Beyond the logistical challenges of an investigation by Ivory Coast authorities, HRW said there was a chance the Ivorian armed forces would commit rights abuses during the course of an investigation, noting that torture and extrajudicial killings were “common during the conflict.”
Several residents of Tai, the Ivory Coast town located near the site of the attacks, said that after the Jul. 18 attack, Ouattara forces “detained a local pro-Gbagbo village leader and fired between his legs during questioning.”
“Côte d’Ivoire’s armed forces must ensure that those who commit attacks, whatever their political affiliation, face their victims before a court of law, and not be subject to the summary executions that too often marked the Ivorian crisis,” Bekele said.
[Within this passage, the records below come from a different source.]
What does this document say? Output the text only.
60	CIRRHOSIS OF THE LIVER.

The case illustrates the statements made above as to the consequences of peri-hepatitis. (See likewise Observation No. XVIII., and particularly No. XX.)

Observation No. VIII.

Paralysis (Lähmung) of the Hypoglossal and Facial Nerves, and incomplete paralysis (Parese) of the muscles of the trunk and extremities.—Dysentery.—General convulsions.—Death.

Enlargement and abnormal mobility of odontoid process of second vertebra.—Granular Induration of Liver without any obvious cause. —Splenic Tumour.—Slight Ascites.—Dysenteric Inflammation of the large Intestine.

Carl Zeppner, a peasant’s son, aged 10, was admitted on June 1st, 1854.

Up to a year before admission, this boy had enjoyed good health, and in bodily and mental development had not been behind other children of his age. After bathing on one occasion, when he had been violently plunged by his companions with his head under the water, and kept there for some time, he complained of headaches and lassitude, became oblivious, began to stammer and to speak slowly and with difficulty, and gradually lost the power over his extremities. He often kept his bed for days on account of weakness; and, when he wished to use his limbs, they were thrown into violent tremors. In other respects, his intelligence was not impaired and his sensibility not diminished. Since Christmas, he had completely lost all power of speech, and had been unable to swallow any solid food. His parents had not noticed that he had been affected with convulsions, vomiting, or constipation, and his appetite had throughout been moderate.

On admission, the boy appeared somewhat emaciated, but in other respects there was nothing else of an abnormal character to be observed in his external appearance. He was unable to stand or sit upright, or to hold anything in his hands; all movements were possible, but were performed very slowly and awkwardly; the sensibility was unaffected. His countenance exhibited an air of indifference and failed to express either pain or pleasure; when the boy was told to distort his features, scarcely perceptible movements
Concerns about the tactics of Ouattara’s forces resonate with Bleblocoula Sylvain, a 28-year-old Ivory Coast refugee who now lives in the Grand Gedeh town of Tuzon. Sylvain lost eight members of his family during a March raid in Diboke. He said he had no intention of returning to Ivory Coast under Ouattara.
“People loyal to him still hold arms,” Sylvain said. “He’s the one to rule the country, but he killed a lot of people. I don’t ever think this government will maintain peace.”
HRW said the border “is notoriously difficult to monitor, because of its length and the thick vegetation that marks the region.” The statement noted that both the U.N. and the Ivory Coast government had agreed to send more forces to the area following the Sep. 15 attack.
Viban noted that the mission was “part of the joint border patrol.” He also said that while the primary goal of the mission was to bolster the capacity of Liberian security forces, the mission “will always intervene in line with its mandate.”
He said that while he believed the situation at the border remained “calm,” even in light of the recent attacks, in the event of electoral violence the U.N. in Liberia will “work with the government to quickly come in when human lives are at stake.”